As models become more powerful and less sensitive to prompting, and at the same time simple workflows might do very well 90% of the job, it becomes important to manage the context effectively. Questions like:
- What should make it into the context?
- What should be deprecated?
- How do I manage 50+ tools?
- What if one of the tools was called in history and is now deprecated?
- What if one of the tools had a bug and now it is fixed?
- How do I make the model perform custom multi-step sets of instructions?
Some interesting approaches here:
- Skills - reusable instruction sets
- Tool search - retrieving relevant tools dynamically
- Programmatic tool calls
- etc.
Multi-modal starts to really feel different
Models like Gemini Nano Banana Pro are much more than simply image editing models. They have a strong understanding of the world and can perform very complex tasks, some of the most fun I saw:
- Summarise in a whiteboard a 50+ page paper
- Translate and convert a handwritten menu into a menu with dish images and descriptions
Browser agents
Having been mind blown from Claude Code since day one, and experiencing first hand the dramatic improvement in productivity and quality of work this brings, I feel it is only natural to see these productivity gains extending from engineering to other domains.
The main platform to do that is probably a browser. This is close enough to coding assistants but can also easily extend to many other everyday tasks: planning and booking trips, checking emails, taking notes during meetings, preparing presentations.
The very recent release of Claude for Chrome already feels like a convincing step in that direction.
However, there are significant safety concerns here, so it is still early. If those get sorted, the potential is huge in my opinion.
Research frontiers I’m excited about
While I spend most of my time on practical applications, some research developments this year feel like genuine inflection points.
Embodied AI and Robotics
The release of Gemini Robotics in March 2025 (paper) was a big deal. It’s a Vision-Language-Action (VLA) model - essentially adding “physical actions” as an output modality to Gemini. The model can directly control robots, generalizing across novel situations and responding to open vocabulary instructions.
In the September update (Gemini Robotics 1.5) added reasoning before action - the robot can now “think” and explain its decisions.
Self-driving goes international
Waymo announced London for 2026 - their first European market.
Meanwhile Tesla continues pushing vision-only FSD and is preparing robotaxi tests. The regulatory landscape is shifting fast.
World models for agent training
Genie 3 (August 2025) might be the most underrated release of the year. It’s a general-purpose world model that generates interactive 3D environments from text prompts at 720p/24fps in real-time.
The key breakthrough: world memory.

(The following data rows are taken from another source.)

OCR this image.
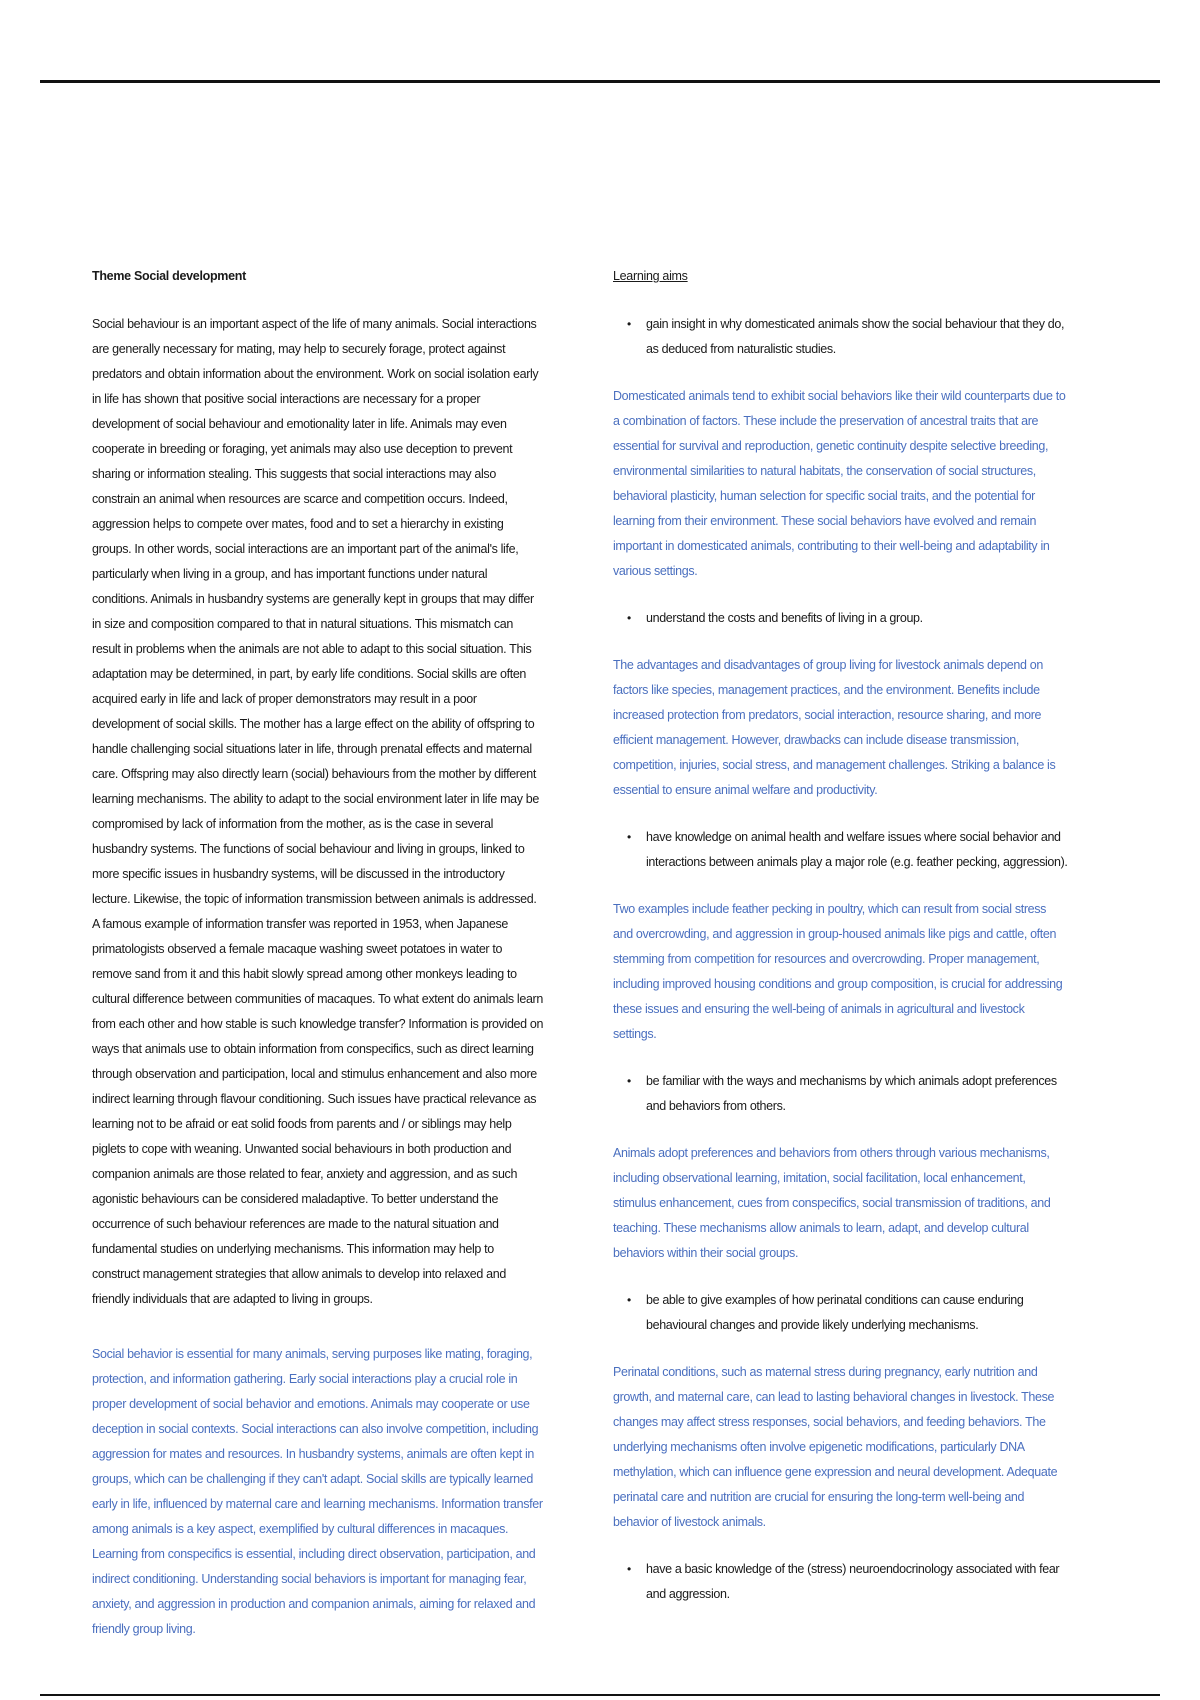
Theme Social development

Social behaviour is an important aspect of the life of many animals. Social interactions are generally necessary for mating, may help to securely forage, protect against predators and obtain information about the environment. Work on social isolation early in life has shown that positive social interactions are necessary for a proper development of social behaviour and emotionality later in life. Animals may even cooperate in breeding or foraging, yet animals may also use deception to prevent sharing or information stealing. This suggests that social interactions may also constrain an animal when resources are scarce and competition occurs. Indeed, aggression helps to compete over mates, food and to set a hierarchy in existing groups. In other words, social interactions are an important part of the animal's life, particularly when living in a group, and has important functions under natural conditions. Animals in husbandry systems are generally kept in groups that may differ in size and composition compared to that in natural situations. This mismatch can result in problems when the animals are not able to adapt to this social situation. This adaptation may be determined, in part, by early life conditions. Social skills are often acquired early in life and lack of proper demonstrators may result in a poor development of social skills. The mother has a large effect on the ability of offspring to handle challenging social situations later in life, through prenatal effects and maternal care. Offspring may also directly learn (social) behaviours from the mother by different learning mechanisms. The ability to adapt to the social environment later in life may be compromised by lack of information from the mother, as is the case in several husbandry systems. The functions of social behaviour and living in groups, linked to more specific issues in husbandry systems, will be discussed in the introductory lecture. Likewise, the topic of information transmission between animals is addressed. A famous example of information transfer was reported in 1953, when Japanese primatologists observed a female macaque washing sweet potatoes in water to remove sand from it and this habit slowly spread among other monkeys leading to cultural difference between communities of macaques. To what extent do animals learn from each other and how stable is such knowledge transfer? Information is provided on ways that animals use to obtain information from conspecifics, such as direct learning through observation and participation, local and stimulus enhancement and also more indirect learning through flavour conditioning. Such issues have practical relevance as learning not to be afraid or eat solid foods from parents and / or siblings may help piglets to cope with weaning. Unwanted social behaviours in both production and companion animals are those related to fear, anxiety and aggression, and as such agonistic behaviours can be considered maladaptive. To better understand the occurrence of such behaviour references are made to the natural situation and fundamental studies on underlying mechanisms. This information may help to construct management strategies that allow animals to develop into relaxed and friendly individuals that are adapted to living in groups.

Social behavior is essential for many animals, serving purposes like mating, foraging, protection, and information gathering. Early social interactions play a crucial role in proper development of social behavior and emotions. Animals may cooperate or use deception in social contexts. Social interactions can also involve competition, including aggression for mates and resources. In husbandry systems, animals are often kept in groups, which can be challenging if they can't adapt. Social skills are typically learned early in life, influenced by maternal care and learning mechanisms. Information transfer among animals is a key aspect, exemplified by cultural differences in macaques. Learning from conspecifics is essential, including direct observation, participation, and indirect conditioning. Understanding social behaviors is important for managing fear, anxiety, and aggression in production and companion animals, aiming for relaxed and friendly group living.

Learning aims

• gain insight in why domesticated animals show the social behaviour that they do, as deduced from naturalistic studies.

Domesticated animals tend to exhibit social behaviors like their wild counterparts due to a combination of factors. These include the preservation of ancestral traits that are essential for survival and reproduction, genetic continuity despite selective breeding, environmental similarities to natural habitats, the conservation of social structures, behavioral plasticity, human selection for specific social traits, and the potential for learning from their environment. These social behaviors have evolved and remain important in domesticated animals, contributing to their well-being and adaptability in various settings.

• understand the costs and benefits of living in a group.

The advantages and disadvantages of group living for livestock animals depend on factors like species, management practices, and the environment. Benefits include increased protection from predators, social interaction, resource sharing, and more efficient management. However, drawbacks can include disease transmission, competition, injuries, social stress, and management challenges. Striking a balance is essential to ensure animal welfare and productivity.

• have knowledge on animal health and welfare issues where social behavior and interactions between animals play a major role (e.g. feather pecking, aggression).

Two examples include feather pecking in poultry, which can result from social stress and overcrowding, and aggression in group-housed animals like pigs and cattle, often stemming from competition for resources and overcrowding. Proper management, including improved housing conditions and group composition, is crucial for addressing these issues and ensuring the well-being of animals in agricultural and livestock settings.

• be familiar with the ways and mechanisms by which animals adopt preferences and behaviors from others.

Animals adopt preferences and behaviors from others through various mechanisms, including observational learning, imitation, social facilitation, local enhancement, stimulus enhancement, cues from conspecifics, social transmission of traditions, and teaching. These mechanisms allow animals to learn, adapt, and develop cultural behaviors within their social groups.

• be able to give examples of how perinatal conditions can cause enduring behavioural changes and provide likely underlying mechanisms.

Perinatal conditions, such as maternal stress during pregnancy, early nutrition and growth, and maternal care, can lead to lasting behavioral changes in livestock. These changes may affect stress responses, social behaviors, and feeding behaviors. The underlying mechanisms often involve epigenetic modifications, particularly DNA methylation, which can influence gene expression and neural development. Adequate perinatal care and nutrition are crucial for ensuring the long-term well-being and behavior of livestock animals.

• have a basic knowledge of the (stress) neuroendocrinology associated with fear and aggression.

The model remembers what it generated - walk away, come back, and everything is where you left it. It learned physics without a hard-coded engine, purely through self-supervised learning. DeepMind is already using it to train their SIMA agent on navigation tasks.

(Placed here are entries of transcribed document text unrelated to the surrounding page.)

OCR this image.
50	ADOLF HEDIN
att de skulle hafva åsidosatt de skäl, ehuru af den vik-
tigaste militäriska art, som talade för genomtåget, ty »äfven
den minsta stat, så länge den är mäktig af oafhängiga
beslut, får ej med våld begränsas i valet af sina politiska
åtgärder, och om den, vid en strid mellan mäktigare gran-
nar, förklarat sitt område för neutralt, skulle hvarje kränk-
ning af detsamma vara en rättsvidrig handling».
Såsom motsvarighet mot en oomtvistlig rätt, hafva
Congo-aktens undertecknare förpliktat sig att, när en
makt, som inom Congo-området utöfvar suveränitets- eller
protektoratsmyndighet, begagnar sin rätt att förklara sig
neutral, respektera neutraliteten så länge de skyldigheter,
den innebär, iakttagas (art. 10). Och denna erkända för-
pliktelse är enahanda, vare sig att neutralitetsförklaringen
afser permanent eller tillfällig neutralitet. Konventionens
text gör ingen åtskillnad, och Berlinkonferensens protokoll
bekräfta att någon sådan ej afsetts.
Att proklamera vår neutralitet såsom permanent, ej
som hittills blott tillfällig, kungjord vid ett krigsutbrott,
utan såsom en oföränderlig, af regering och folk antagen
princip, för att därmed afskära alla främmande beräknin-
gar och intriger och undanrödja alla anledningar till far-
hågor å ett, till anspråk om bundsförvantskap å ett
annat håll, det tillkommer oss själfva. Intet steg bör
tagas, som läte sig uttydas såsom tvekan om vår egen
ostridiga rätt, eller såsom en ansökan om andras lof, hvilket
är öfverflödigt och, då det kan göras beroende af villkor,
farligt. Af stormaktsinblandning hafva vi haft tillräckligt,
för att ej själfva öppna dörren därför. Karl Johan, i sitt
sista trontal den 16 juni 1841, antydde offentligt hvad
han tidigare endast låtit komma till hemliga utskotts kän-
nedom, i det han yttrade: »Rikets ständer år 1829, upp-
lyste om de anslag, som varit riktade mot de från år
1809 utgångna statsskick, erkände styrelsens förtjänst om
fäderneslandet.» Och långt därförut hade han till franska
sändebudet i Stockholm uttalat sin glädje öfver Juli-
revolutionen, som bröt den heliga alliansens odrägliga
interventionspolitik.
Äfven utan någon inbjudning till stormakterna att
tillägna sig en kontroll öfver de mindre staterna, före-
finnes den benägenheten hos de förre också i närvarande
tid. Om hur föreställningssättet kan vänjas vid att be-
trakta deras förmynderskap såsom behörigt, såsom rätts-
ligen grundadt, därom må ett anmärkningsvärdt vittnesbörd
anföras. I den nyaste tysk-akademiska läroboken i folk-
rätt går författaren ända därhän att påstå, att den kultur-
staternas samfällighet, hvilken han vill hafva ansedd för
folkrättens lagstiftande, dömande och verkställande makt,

Training embodied AI in the real world is expensive and dangerous. Unlimited simulated worlds with consistent physics could be what finally gives us that “Move 37 moment” for robotics - agents discovering strategies humans never imagined.
Convergence
The theme across all of this is convergence: LLMs + vision + world understanding + physical action. The pieces are coming together faster than I expected.